7. Douyin Launches "AI Truth" Function, Help You Distinguish Rumors and Find the Truth!
Douyin launched the "AI Truth" function, aiming to help users distinguish rumors and find the truth, enhancing information transparency and user protection capabilities.
AiBase Highlights:
🧠 The AI "Truth" function on Douyin is now online, helping users identify and clarify misleading information.
🔍 Users can click the link to jump to the "Truth Card" page for complete information.
📢 The platform enhances information transparency through a rumor governance large model and a fact-checking team.

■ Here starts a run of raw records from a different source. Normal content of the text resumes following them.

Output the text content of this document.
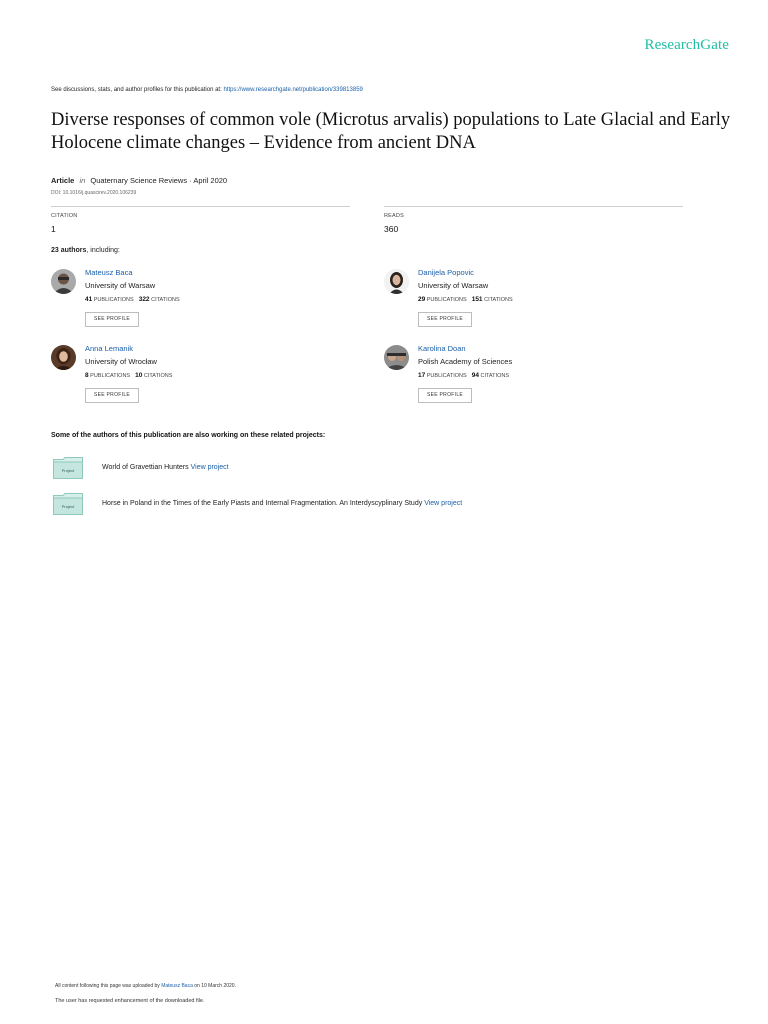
ResearchGate
See discussions, stats, and author profiles for this publication at: https://www.researchgate.net/publication/339813859
Diverse responses of common vole (Microtus arvalis) populations to Late Glacial and Early Holocene climate changes – Evidence from ancient DNA
Article in Quaternary Science Reviews · April 2020
DOI: 10.1016/j.quascirev.2020.106239
CITATION
1
READS
360
23 authors, including:
Mateusz Baca
University of Warsaw
41 PUBLICATIONS 322 CITATIONS
SEE PROFILE
Danijela Popovic
University of Warsaw
29 PUBLICATIONS 151 CITATIONS
SEE PROFILE
Anna Lemanik
University of Wrocław
8 PUBLICATIONS 10 CITATIONS
SEE PROFILE
Karolina Doan
Polish Academy of Sciences
17 PUBLICATIONS 94 CITATIONS
SEE PROFILE
Some of the authors of this publication are also working on these related projects:
Project	World of Gravettian Hunters View project
Project	Horse in Poland in the Times of the Early Piasts and Internal Fragmentation. An Interdyscyplinary Study View project
All content following this page was uploaded by Mateusz Baca on 10 March 2020.
The user has requested enhancement of the downloaded file.
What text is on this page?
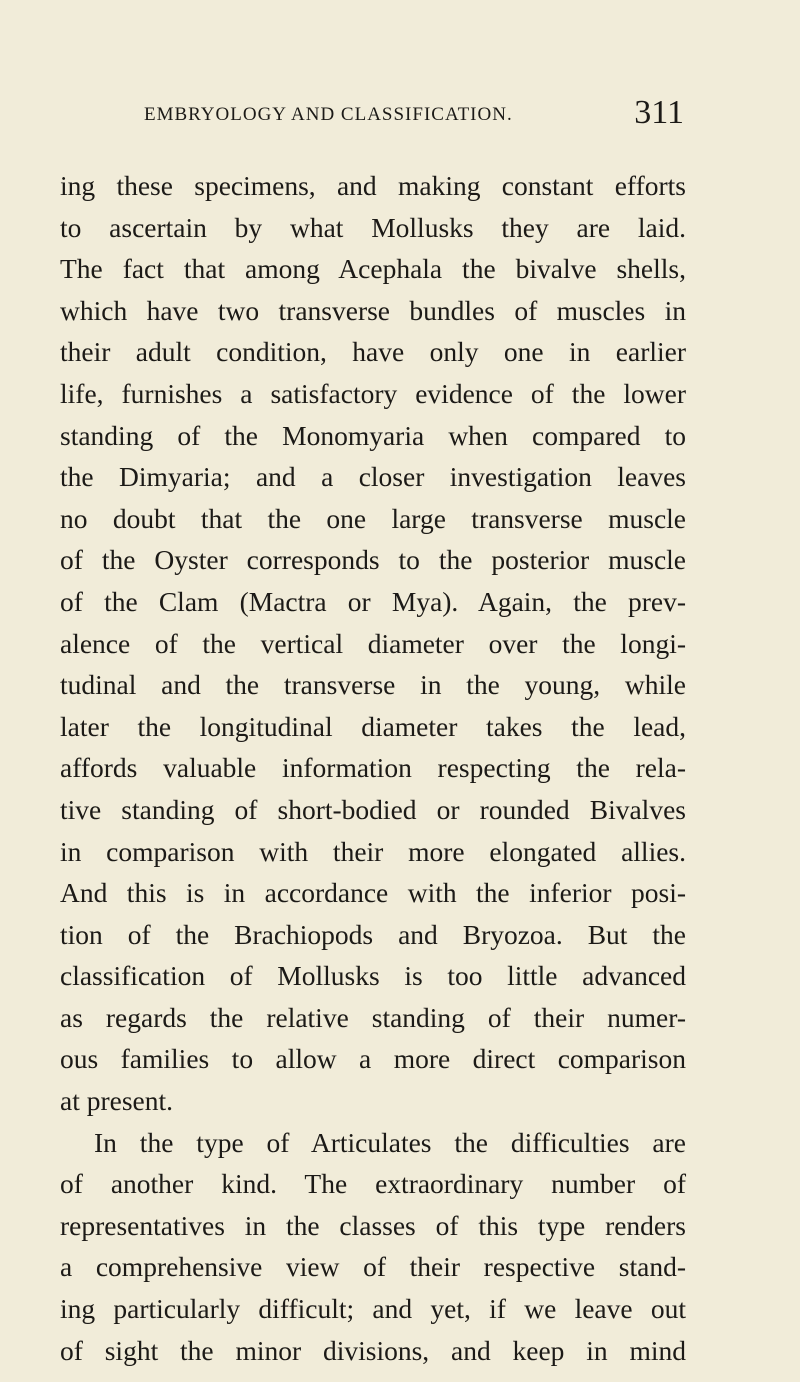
EMBRYOLOGY AND CLASSIFICATION.	311
ing these specimens, and making constant efforts
to ascertain by what Mollusks they are laid.
The fact that among Acephala the bivalve shells,
which have two transverse bundles of muscles in
their adult condition, have only one in earlier
life, furnishes a satisfactory evidence of the lower
standing of the Monomyaria when compared to
the Dimyaria; and a closer investigation leaves
no doubt that the one large transverse muscle
of the Oyster corresponds to the posterior muscle
of the Clam (Mactra or Mya). Again, the prev-
alence of the vertical diameter over the longi-
tudinal and the transverse in the young, while
later the longitudinal diameter takes the lead,
affords valuable information respecting the rela-
tive standing of short-bodied or rounded Bivalves
in comparison with their more elongated allies.
And this is in accordance with the inferior posi-
tion of the Brachiopods and Bryozoa. But the
classification of Mollusks is too little advanced
as regards the relative standing of their numer-
ous families to allow a more direct comparison
at present.
In the type of Articulates the difficulties are
of another kind. The extraordinary number of
representatives in the classes of this type renders
a comprehensive view of their respective stand-
ing particularly difficult; and yet, if we leave out
of sight the minor divisions, and keep in mind
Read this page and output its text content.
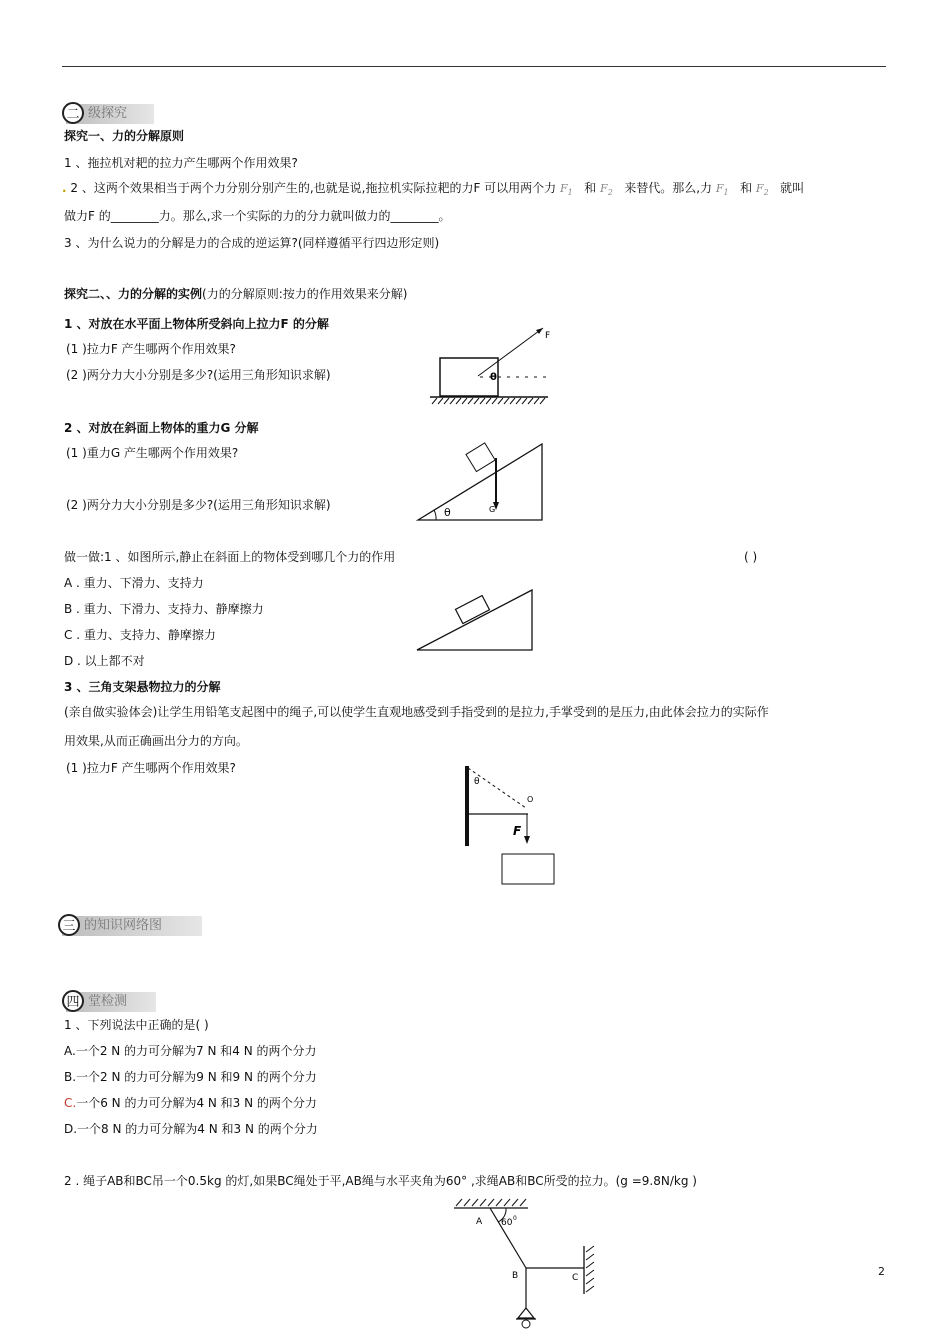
二 级探究
探究一、力的分解原则
1 、拖拉机对耙的拉力产生哪两个作用效果?
. 2 、这两个效果相当于两个力分别分别产生的,也就是说,拖拉机实际拉耙的力F 可以用两个力 $F_1$ 和 $F_2$ 来替代。那么,力 $F_1$ 和 $F_2$ 就叫
做力F 的________力。那么,求一个实际的力的分力就叫做力的________。
3 、为什么说力的分解是力的合成的逆运算?(同样遵循平行四边形定则)
探究二、、力的分解的实例(力的分解原则:按力的作用效果来分解)
1 、对放在水平面上物体所受斜向上拉力F 的分解
(1 )拉力F 产生哪两个作用效果?
(2 )两分力大小分别是多少?(运用三角形知识求解)
F
θ
2 、对放在斜面上物体的重力G 分解
(1 )重力G 产生哪两个作用效果?
(2 )两分力大小分别是多少?(运用三角形知识求解)
θ	G
做一做:1 、如图所示,静止在斜面上的物体受到哪几个力的作用	( )
A . 重力、下滑力、支持力
B . 重力、下滑力、支持力、静摩擦力
C . 重力、支持力、静摩擦力
D . 以上都不对
3 、三角支架悬物拉力的分解
(亲自做实验体会)让学生用铅笔支起图中的绳子,可以使学生直观地感受到手指受到的是拉力,手掌受到的是压力,由此体会拉力的实际作
用效果,从而正确画出分力的方向。
(1 )拉力F 产生哪两个作用效果?
θ
O
F
三 的知识网络图
四 堂检测
1 、下列说法中正确的是( )
A.一个2 N 的力可分解为7 N 和4 N 的两个分力
B.一个2 N 的力可分解为9 N 和9 N 的两个分力
C.一个6 N 的力可分解为4 N 和3 N 的两个分力
D.一个8 N 的力可分解为4 N 和3 N 的两个分力
2 . 绳子AB和BC吊一个0.5kg 的灯,如果BC绳处于平,AB绳与水平夹角为60° ,求绳AB和BC所受的拉力。(g =9.8N/kg )
A 60 0
B	C	2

8. Tongyi DeepResearch Launched! Fully Open-Source AI Model Makes Research Simpler
The fully open-source AI model released by the Tongyi DeepResearch team performed well in multiple authoritative benchmark tests, even outperforming many international well-known models, while promoting the development of AI research through an open approach.
AiBase Highlights:
🧠 The Tongyi DeepResearch team released a fully open-source AI model, enabling AI to move from "chatting" to "researching."
🚀 Achieved advanced results in multiple authoritative benchmark tests, with model performance surpassing many international well-known models.
🌐 The model, framework, and solutions are completely open source, providing a model for open collaboration in the global tech community.